Aumenta il numero dei corridori che dopo i due anni tra gli juniores debuttano direttamente nel professionismo in squadre World Tour o Professional. Giusto o sbagliato ?
Manzoni: “C’è chi l’ha fatto con successo come Pozzato ed  Evenepoel. Ma nell’era attuale non tutti sono degli Evenepoel. Io faccio molto riferimento ai miei 3 anni da dilettante nella Mecair in cui sono sempre cresciuto. Per me va bene l’inserimento graduale con attività di una squadra Continental che disputa anche gare coi professionisti oppure trascorrere un paio di anni tra gli under 23. Il passaggio improvviso al professionismo  senza correre da under 23 per molti è un rischio”.

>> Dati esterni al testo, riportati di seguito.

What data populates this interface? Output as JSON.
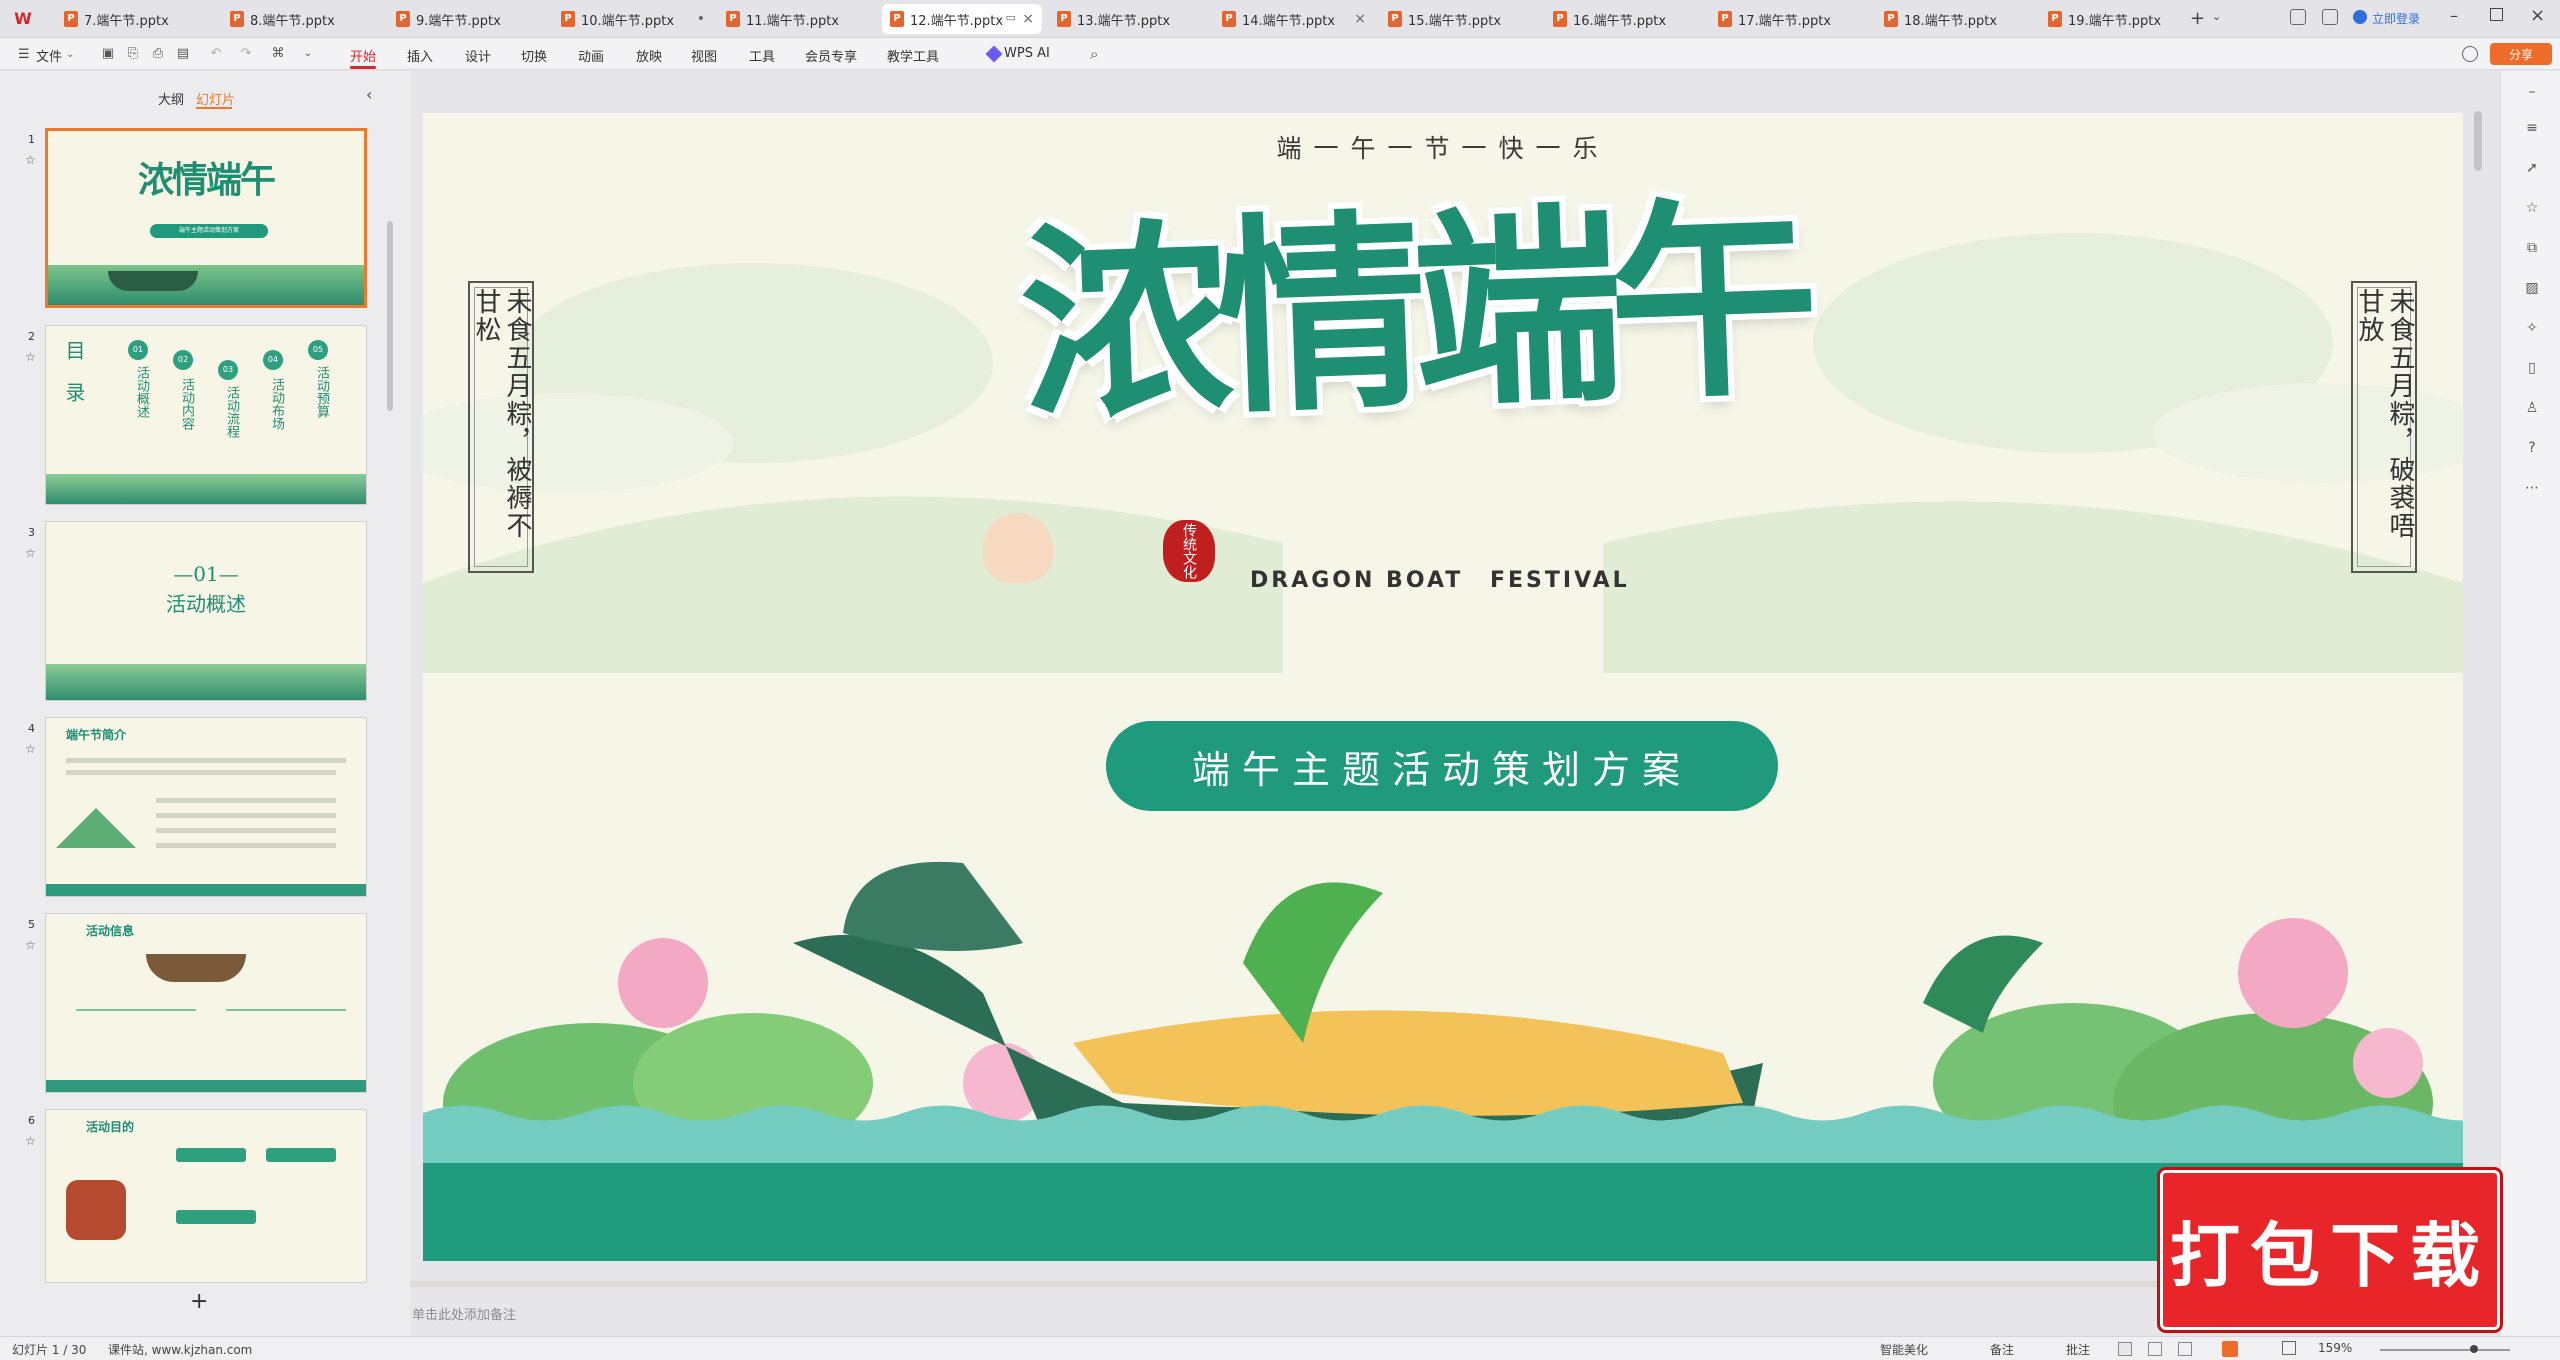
{
  "tabs": [
    {
      "label": "7.端午节.pptx",
      "active": false
    },
    {
      "label": "8.端午节.pptx",
      "active": false
    },
    {
      "label": "9.端午节.pptx",
      "active": false
    },
    {
      "label": "10.端午节.pptx",
      "active": false
    },
    {
      "label": "11.端午节.pptx",
      "active": false
    },
    {
      "label": "12.端午节.pptx",
      "active": true
    },
    {
      "label": "13.端午节.pptx",
      "active": false
    },
    {
      "label": "14.端午节.pptx",
      "active": false
    },
    {
      "label": "15.端午节.pptx",
      "active": false
    },
    {
      "label": "16.端午节.pptx",
      "active": false
    },
    {
      "label": "17.端午节.pptx",
      "active": false
    },
    {
      "label": "18.端午节.pptx",
      "active": false
    },
    {
      "label": "19.端午节.pptx",
      "active": false
    }
  ],
  "titlebar": {
    "login": "立即登录",
    "share": "分享"
  },
  "menu": {
    "file": "文件",
    "items": [
      "开始",
      "插入",
      "设计",
      "切换",
      "动画",
      "放映",
      "视图",
      "工具",
      "会员专享",
      "教学工具",
      "WPS AI"
    ],
    "active": "开始"
  },
  "panel": {
    "tab_outline": "大纲",
    "tab_slides": "幻灯片",
    "add": "+",
    "thumbs": [
      {
        "num": "1",
        "title": "浓情端午",
        "sub": "端午主题活动策划方案"
      },
      {
        "num": "2",
        "title": "目录",
        "items": [
          "活动概述",
          "活动内容",
          "活动流程",
          "活动布场",
          "活动预算"
        ],
        "nums": [
          "01",
          "02",
          "03",
          "04",
          "05"
        ]
      },
      {
        "num": "3",
        "title": "—01—",
        "sub": "活动概述"
      },
      {
        "num": "4",
        "title": "端午节简介"
      },
      {
        "num": "5",
        "title": "活动信息"
      },
      {
        "num": "6",
        "title": "活动目的"
      }
    ]
  },
  "slide": {
    "motto": "端一午一节一快一乐",
    "left_poem": "未食五月粽，被褥不甘松",
    "right_poem": "未食五月粽，破裘唔甘放",
    "main_title": "浓情端午",
    "en_left": "DRAGON BOAT",
    "en_right": "FESTIVAL",
    "seal": "传统文化",
    "subtitle": "端午主题活动策划方案"
  },
  "notes_placeholder": "单击此处添加备注",
  "watermark": "打包下载",
  "status": {
    "slide_info": "幻灯片 1 / 30",
    "site": "课件站, www.kjzhan.com",
    "smart": "智能美化",
    "notes": "备注",
    "comments": "批注",
    "zoom": "159%"
  },
  "colors": {
    "accent": "#d9262c",
    "teal": "#1f9a7d",
    "slide_bg": "#f5f6e8",
    "selected_thumb": "#f0782c"
  }
}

Maini: “Tutto sta nella programmazione: il diciannovenne può gareggiare tra i professionisti : l’importante è che non gli si chieda di ottenere subito dei risultati. Se si fa debuttare tra i prof un atleta proveniente dalla categoria juniores bisogna spiegargli che in corsa deve cercare di migliorare il bagaglio senza preoccuparsi del risultato,  e che in caso di prestazione negativa non succede nulla. E’ cosi che gli si fa del bene; significa  mandarlo a scuola. Dev’essere uno scolaro senza obbligo di risultato importante”.

Dirigereste una squadra femminile?
Manzoni: “Non so se ne sarei all’altezza. Il modo di gareggiare e condurre la vita di una ragazza ciclista bisogna conoscerlo bene per poter dirigere e insegnare. Fare il diesse con le donne è più difficile che gestire un team maschile”.
Maini: “Il movimento femminile è cresciuto molto, la professionalità delle ragazze è aumentata. I risultati si ottengono con tanto impegno anche per loro. Sì, accetterei di dirigerle, sperando di essere all’altezza”.